In many cities with large presence of Pakistani-Americans, community organizations largely spend their energies and resources to project a soft image of Pakistan by organizing events and parades that can reflect their culture, traditions and beliefs. But fewer are organizations that have adopted a different course – serving the humanity from cities with relatively less Pakistani American population. They work for all while projecting and preserving their Pakistani heritage pride.
Triangle Association of Muslim American Mothers (TAMAM), a Cary, NC-based Muslim organization headed and staffed mostly by Pakistani immigrants is one good example. It is generating goodwill and positive vibes across community lines and in the mainstream. The organization made it to the headlines when the U.S. Committee for Refugees and Immigrants reached out to it for help. It needed help in collecting appropriate clothing for Afghan refugee women arriving in the area.
USCRI is among scores of American nonprofits that are working to help more than 84,000 Afghans refugees arriving at American shores on Special Immigrant Visas (SIV), following tha fall of Kabul to Taliban in August last year.
There are about 7,000 Afghans on the U.S. bases across thee country awaiting resettlement, US officials say. The Department of Defense has already closed a number of these intermediate “safe havens” and plans to shut down the rest by spring.
“Asma Khan, the president of TAMAM, is spearheading a clothing drive, asking the local Muslim community for gently used or new long sleeve or loose clothes for the Afghan women. Khan wants to help them feel more comfortable in clothes that are culturally appropriate,” says NC’s Spectrum News.
“Their needs aren’t really being met,” Khan said. “Maybe they’re not really understood very well. And this is our community, so these are the types of clothes we wear. A lot of us come from those types of communities, so we can understand what exactly they’re looking for and provide it for them.”
Khan, a Pakistani-American, understands how this group of Afghan women wants to be modest, given the cultural similarities between Pakistan and Afghanistan.
“They’re leaving behind everything they know,” Khan said. “Maybe clothing is something that they can take it slow, and at least start with clothing they’re familiar with and in their comfort zone to a certain degree, so they can slowly make the transition. The transition is so abrupt, so different than what they’re used to.”
Shalwar Qameez is the most widely-used dress in Afghanistan. Most women wear a hijab or chador as a covering. Some wear burqa as well. Asma is very familiar with the Afghan dresses because these are very widely used in her own country of origin Pakistan.
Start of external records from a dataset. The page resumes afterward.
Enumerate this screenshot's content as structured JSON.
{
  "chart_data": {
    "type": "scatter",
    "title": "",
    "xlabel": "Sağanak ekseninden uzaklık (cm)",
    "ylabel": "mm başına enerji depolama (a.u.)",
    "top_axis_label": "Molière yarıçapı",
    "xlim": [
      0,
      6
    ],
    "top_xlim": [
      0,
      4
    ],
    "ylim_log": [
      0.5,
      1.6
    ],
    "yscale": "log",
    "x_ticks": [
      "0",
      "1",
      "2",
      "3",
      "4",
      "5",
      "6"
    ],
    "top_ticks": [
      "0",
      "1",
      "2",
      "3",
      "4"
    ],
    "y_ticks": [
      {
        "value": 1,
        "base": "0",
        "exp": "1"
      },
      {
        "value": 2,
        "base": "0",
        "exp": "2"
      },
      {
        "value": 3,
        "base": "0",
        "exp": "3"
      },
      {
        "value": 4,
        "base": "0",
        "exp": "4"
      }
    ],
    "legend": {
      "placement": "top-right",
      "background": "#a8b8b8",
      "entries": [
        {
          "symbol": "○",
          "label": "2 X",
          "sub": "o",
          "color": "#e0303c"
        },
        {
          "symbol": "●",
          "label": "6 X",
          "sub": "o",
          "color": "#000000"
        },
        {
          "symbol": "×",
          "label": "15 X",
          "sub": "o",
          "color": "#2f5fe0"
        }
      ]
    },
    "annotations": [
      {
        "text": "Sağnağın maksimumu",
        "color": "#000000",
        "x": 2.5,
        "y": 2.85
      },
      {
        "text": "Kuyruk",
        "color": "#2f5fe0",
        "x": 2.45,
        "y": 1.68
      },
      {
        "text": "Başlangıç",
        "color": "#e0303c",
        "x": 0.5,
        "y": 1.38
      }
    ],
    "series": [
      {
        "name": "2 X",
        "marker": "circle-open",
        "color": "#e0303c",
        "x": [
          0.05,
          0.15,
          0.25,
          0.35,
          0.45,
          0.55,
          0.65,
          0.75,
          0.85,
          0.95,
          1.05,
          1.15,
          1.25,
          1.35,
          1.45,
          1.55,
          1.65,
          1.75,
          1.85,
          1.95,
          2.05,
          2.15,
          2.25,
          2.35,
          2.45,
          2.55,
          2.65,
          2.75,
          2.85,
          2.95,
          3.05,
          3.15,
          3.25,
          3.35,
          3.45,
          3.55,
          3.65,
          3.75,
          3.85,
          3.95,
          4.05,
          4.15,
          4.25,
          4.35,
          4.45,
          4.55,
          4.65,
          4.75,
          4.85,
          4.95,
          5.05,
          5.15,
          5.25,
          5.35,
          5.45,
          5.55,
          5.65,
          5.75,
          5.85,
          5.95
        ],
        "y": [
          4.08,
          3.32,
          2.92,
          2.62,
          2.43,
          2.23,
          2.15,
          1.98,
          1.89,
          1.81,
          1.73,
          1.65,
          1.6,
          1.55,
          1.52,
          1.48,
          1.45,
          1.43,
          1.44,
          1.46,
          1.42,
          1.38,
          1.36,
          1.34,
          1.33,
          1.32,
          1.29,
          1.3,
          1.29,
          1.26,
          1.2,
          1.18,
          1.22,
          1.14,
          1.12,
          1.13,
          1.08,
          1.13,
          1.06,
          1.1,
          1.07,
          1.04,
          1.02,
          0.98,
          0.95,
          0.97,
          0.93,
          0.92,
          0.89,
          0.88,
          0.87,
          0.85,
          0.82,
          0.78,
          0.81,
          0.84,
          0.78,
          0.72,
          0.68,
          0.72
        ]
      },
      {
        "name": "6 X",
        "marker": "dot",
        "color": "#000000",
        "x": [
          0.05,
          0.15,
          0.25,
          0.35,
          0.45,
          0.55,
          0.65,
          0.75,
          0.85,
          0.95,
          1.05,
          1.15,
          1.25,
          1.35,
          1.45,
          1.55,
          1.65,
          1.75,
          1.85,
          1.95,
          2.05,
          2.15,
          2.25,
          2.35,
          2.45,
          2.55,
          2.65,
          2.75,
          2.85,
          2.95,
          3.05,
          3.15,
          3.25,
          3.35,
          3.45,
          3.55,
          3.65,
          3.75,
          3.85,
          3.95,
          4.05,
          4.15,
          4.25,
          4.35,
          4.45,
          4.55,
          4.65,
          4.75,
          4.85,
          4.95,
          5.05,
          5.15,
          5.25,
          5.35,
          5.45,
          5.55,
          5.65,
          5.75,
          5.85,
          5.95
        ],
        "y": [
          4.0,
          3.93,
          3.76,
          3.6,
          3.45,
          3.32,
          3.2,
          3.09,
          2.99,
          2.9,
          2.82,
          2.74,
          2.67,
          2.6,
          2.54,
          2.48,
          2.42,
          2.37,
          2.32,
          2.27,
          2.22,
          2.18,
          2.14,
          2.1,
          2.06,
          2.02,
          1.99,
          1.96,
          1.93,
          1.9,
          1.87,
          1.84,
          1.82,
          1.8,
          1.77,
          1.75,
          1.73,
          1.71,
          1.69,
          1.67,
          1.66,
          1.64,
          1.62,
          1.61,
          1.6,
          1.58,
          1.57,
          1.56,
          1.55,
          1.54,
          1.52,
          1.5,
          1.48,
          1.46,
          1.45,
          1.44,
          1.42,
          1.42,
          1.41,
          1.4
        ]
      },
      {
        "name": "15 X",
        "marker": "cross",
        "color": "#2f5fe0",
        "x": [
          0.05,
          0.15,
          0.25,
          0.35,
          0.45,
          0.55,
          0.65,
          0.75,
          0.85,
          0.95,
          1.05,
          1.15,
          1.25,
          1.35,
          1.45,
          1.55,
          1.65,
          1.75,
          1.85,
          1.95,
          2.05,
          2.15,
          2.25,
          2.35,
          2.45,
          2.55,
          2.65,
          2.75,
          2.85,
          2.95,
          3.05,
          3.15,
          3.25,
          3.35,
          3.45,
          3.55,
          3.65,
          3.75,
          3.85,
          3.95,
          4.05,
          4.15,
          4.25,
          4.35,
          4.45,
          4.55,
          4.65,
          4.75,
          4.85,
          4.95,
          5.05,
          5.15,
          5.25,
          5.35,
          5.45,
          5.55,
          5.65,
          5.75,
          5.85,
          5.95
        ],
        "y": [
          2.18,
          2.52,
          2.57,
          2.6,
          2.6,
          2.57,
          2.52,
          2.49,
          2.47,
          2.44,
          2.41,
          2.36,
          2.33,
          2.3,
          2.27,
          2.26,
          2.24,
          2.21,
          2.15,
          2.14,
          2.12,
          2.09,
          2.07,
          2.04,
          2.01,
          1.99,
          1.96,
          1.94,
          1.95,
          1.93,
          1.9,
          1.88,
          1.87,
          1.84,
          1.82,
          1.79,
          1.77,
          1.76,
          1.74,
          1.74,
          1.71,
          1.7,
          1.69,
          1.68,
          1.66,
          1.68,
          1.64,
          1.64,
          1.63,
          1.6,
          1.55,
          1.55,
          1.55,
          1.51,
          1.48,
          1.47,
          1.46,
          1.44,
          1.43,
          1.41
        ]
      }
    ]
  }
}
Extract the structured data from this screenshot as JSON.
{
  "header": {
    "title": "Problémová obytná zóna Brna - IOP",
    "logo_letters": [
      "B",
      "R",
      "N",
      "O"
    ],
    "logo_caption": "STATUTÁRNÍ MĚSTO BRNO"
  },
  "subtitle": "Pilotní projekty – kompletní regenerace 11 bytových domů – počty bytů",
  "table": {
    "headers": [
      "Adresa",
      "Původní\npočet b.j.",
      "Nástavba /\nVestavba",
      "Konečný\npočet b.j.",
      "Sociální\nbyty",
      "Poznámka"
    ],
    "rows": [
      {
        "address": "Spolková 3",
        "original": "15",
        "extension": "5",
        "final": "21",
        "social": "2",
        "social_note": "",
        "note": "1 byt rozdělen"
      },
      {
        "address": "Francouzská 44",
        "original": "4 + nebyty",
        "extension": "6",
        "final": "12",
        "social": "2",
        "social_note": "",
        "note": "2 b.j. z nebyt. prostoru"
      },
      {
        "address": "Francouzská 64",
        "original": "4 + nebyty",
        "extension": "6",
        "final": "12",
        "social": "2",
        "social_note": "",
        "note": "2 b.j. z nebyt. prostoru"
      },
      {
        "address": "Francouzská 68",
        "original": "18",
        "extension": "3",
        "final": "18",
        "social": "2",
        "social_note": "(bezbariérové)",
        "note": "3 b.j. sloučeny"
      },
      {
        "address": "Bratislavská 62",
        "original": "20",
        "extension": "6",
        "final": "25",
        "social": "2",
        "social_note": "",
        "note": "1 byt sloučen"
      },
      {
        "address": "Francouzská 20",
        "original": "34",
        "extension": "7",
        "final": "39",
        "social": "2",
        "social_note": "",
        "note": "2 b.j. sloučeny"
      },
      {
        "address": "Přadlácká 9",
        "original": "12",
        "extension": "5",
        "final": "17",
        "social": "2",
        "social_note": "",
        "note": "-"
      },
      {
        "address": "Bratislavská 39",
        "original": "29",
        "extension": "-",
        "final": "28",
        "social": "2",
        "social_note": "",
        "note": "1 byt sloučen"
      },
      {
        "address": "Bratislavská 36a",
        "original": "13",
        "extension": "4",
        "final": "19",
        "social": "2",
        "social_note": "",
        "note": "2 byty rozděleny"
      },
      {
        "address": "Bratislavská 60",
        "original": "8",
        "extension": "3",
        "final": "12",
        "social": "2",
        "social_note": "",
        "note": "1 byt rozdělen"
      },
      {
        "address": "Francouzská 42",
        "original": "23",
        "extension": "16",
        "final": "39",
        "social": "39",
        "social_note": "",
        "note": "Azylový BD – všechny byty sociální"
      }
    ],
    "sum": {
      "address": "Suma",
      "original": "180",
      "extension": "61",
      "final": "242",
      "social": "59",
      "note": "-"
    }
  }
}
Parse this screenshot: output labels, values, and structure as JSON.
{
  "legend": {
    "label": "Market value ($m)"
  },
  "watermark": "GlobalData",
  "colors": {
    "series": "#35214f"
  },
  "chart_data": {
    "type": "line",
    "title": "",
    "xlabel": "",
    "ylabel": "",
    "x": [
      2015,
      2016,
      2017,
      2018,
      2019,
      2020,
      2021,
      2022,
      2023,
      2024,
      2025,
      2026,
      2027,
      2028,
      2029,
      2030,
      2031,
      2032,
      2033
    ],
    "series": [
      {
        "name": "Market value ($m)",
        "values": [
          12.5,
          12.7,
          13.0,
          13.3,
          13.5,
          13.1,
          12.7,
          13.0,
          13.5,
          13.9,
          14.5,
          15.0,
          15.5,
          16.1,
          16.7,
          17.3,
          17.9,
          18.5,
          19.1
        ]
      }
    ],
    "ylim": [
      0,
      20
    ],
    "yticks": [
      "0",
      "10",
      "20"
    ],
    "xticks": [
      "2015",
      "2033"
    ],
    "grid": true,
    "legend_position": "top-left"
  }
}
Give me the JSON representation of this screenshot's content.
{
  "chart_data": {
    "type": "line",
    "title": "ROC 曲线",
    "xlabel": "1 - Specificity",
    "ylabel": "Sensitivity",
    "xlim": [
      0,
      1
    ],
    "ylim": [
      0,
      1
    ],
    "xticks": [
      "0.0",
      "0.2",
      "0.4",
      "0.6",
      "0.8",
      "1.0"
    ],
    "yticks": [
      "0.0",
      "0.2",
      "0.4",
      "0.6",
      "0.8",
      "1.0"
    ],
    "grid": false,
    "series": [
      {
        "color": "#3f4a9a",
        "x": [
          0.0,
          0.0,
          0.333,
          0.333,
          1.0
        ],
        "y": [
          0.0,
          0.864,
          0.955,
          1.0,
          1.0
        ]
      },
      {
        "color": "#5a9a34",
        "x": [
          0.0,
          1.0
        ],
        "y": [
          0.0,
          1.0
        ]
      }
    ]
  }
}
Khan’s organization has helped to resettle refugees from countries like the Democratic Republic of Congo and Bangladesh. She’s on a mission to help the newest members of the Muslim community, no matter where they arrive from.
“I think as Muslims we’re always called to do community service and help those who need help,” she was quoted by Spectrum News as saying. “And anyone who comes to a foreign country, especially in the circumstances that they came in, could use a lift, you know, could use a leg up.”
She has received huge support from the local Muslim and Pakistani community. “Are you still collecting clothes for the refugees?,” wrote Syed Shabana on TAMAM’s Facebook page on February 8. Khan says the outpouring of support for this cause means a lot to her. A significant number of Pakistani Americans call Cary and adjoining Releigh as their home. Overall, the local Muslim community population has witnessed rapid growth over the past few years.
“Everyone feels a sense of sisterhood, brotherhood, feeling neighborly and that we’re one community and that we should help each other out.”
Khan is inviting Afghan women to come, try on and pick from the donated modest clothing that her organization has collected. The event is taking place at the Islamic Association of Raleigh on Saturday, February 12.
Asma Khan says she plans to help Afghan refugees with job placement and English classes. More than 1200 Afghan SIV holders have moved to cities across North Carolina.
Fox News quoted a DHS spokesperson as saying that, “as of January 18th, USCIS has adjudicated employment authorization applications for more than 70,000 Afghan evacuees who went to safe havens for processing after arriving in the United States. USCIS has produced and mailed nearly 69,000 employment authorization documents.”